I am Sam Vaknin, and I am the author of Malignant Self-Love, Narcissism Revisited.
Holiday blues are a common occurrence, even among the mentally sound.
In the narcissist, holidays provoke a particularly virulent stream of pathological envy.
The narcissist is jealous at others for having a family, or for being able to celebrate lavishly, or for being in the right, suggestive mood.
The narcissist's cognitive dissonances crumble. He keeps telling himself, look at those inferior imitations of humans, slaves of their animated corpses, how they are wasting their time, how they are pretending to be happy.
Yet, deep inside, the narcissist knows that he is the defective one. He realizes that his inability to rejoice is a protracted and unusual punishment metered out to him by his very self.
The narcissist is sad and enraged on birthdays and holidays and special occasions. He wants to spoil it for those who can enjoy. He wants them to share his misery, to reduce them to his level of emotional abstinence and absence.

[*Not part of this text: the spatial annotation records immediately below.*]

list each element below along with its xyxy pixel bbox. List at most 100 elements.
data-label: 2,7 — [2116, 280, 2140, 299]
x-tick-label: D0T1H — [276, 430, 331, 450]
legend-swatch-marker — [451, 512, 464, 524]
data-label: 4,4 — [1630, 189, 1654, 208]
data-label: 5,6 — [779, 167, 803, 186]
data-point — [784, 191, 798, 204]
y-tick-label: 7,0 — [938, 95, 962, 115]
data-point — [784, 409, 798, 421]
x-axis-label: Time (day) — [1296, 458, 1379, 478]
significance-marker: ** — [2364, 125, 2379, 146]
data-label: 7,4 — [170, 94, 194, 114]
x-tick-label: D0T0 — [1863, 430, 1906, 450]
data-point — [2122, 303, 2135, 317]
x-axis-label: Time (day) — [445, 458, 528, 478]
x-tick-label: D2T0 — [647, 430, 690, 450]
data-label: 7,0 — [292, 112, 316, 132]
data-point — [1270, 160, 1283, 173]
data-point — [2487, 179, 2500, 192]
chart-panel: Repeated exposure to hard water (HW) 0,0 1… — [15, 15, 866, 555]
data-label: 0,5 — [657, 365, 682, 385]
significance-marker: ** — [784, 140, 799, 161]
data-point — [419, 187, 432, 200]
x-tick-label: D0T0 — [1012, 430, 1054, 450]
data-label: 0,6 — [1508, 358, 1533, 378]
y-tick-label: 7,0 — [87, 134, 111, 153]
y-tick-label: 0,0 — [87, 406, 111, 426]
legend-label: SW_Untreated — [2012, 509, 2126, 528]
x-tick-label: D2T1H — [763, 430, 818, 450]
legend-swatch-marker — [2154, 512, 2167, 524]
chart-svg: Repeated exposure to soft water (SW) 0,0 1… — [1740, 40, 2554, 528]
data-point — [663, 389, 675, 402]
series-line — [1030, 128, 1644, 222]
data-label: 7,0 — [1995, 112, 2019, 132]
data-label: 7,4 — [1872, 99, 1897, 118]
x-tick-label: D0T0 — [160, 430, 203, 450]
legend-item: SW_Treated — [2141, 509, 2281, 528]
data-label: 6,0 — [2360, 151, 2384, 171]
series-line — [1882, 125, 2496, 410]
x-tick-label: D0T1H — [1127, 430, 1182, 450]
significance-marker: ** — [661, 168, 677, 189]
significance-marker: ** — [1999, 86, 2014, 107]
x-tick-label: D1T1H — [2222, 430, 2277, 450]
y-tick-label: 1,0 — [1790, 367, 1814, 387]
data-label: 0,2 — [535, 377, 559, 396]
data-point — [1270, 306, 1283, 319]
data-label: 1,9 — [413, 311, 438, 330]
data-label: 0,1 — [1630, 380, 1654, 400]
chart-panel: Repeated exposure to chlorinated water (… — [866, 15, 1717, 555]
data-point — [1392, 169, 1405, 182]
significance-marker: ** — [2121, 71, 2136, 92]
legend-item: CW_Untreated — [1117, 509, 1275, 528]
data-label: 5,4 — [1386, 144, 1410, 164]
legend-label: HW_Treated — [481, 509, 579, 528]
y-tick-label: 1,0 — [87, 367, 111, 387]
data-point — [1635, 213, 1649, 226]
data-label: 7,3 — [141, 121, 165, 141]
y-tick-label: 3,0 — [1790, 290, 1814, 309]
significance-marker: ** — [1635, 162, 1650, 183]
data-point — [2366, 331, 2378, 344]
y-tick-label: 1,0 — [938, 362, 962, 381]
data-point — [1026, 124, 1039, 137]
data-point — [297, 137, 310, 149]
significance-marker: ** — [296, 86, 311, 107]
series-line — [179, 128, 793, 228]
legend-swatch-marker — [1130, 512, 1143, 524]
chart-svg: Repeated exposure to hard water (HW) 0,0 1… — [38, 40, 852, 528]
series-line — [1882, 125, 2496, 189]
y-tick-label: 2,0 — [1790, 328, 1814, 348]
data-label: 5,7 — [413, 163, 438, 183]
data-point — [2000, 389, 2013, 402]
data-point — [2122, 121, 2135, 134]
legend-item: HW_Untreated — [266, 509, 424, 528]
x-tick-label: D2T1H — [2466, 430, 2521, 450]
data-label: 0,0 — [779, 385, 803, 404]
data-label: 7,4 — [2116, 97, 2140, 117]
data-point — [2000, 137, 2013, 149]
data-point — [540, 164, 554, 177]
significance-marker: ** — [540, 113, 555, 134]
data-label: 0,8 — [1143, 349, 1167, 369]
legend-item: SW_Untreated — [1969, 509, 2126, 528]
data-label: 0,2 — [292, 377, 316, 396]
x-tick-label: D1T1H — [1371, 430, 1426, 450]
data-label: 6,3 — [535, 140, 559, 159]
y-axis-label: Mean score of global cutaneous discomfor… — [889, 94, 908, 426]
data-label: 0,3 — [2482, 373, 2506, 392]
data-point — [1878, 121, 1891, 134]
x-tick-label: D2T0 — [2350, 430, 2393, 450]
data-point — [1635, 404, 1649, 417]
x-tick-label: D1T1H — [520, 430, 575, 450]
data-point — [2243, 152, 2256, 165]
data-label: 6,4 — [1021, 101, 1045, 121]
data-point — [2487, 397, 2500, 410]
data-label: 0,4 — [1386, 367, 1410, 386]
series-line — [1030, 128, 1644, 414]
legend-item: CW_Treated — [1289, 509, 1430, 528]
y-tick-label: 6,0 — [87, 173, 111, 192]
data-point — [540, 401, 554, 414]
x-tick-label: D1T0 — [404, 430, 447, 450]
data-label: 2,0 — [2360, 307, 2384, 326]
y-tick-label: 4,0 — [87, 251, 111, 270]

In short, the narcissist hates humans because he is unable to be one.
A long time ago, I received this letter from a narcissist. He said, I hate holidays and birthdays, including my very own birthday. It is because I hate it when people are happy. And I hate it when they are happy if I am not the cause of their happiness. I have to be the prime mover and shaker of everyone's mood. No one will tell me how I should feel. I am my own master. I feel that their happiness is false, fake, forced. I feel that they are hypocrites, dissimilating joy where there is none. I feel envious, humiliated by my envy and enraged by my humiliation. I feel that they are the recipients of a gift I will never have, the ability to enjoy life and to feel joy.
And then I do my best to destroy their mood. I bring bad news and tidings. I provoke a fight. I make a disparaging remark. I project a dire future. I soar uncertainty in the relationship.
And when the other person is sour and sad, I feel relieved and even elated. It's back to normal. My mood improves dramatically and I try to cheer her up.
Now, if she does cheer up, this time it's real. It's real because it's my doing. I control it and I control her.
Holidays reminds the narcissist of his childhood, the supportive and loving family he never had, of what could have been and never was and as he grows older, he knows never will be. He feels deprived and coupled with his rampant paranoia, he feels cheated and persecuted. He rails against the indifferent injustice of the faceless cold world.
Holidays are a conspiracy of the emotional haves against the emotional have-nots.
Birthdays are a narcissistic injury. As far as a narcissist is concerned, birthdays are an imposition, a reminder of vulnerability, a fake, fake events artificially construed.
The narcissist destroys the happiness of others in order to equalize the misery, to spread it around. He rages in order to induce rage in others. Holidays creating the narcissist an abandon of negative and holistic emotions, the only one he consciously possesses and experiences.
On holidays and on his birthday, the narcissist makes it a point to carry on with his routine. He accepts no gifts. He does not celebrate. He works till the wee hours of the night. This is his demonstrative refusal to participate. It's a rejection of the social norms. It's an in-your-face statement of withdrawal. It makes the narcissist feel unique. It makes him feel even more deprived and punished. It feeds the furnace of hatred, the bestial anger, the all-engulfing scorn that he harbors.
The narcissist wants to be drawn out of his sulking and pouting, yet he declines any such offer. He evades any such attempt. He hurts those who try to make him smile and forget.
In times like that, in holidays and birthdays, the narcissist is reminded of a fundamental truth of his voluptuous, virulent, spiteful, hissing and spitting grudge of the fact that this grudge is all he has.
Those who threaten to take this grudge away from him, with their love, their affection, with their compassion and care, those people are the mortal enemies of the narcissist indeed.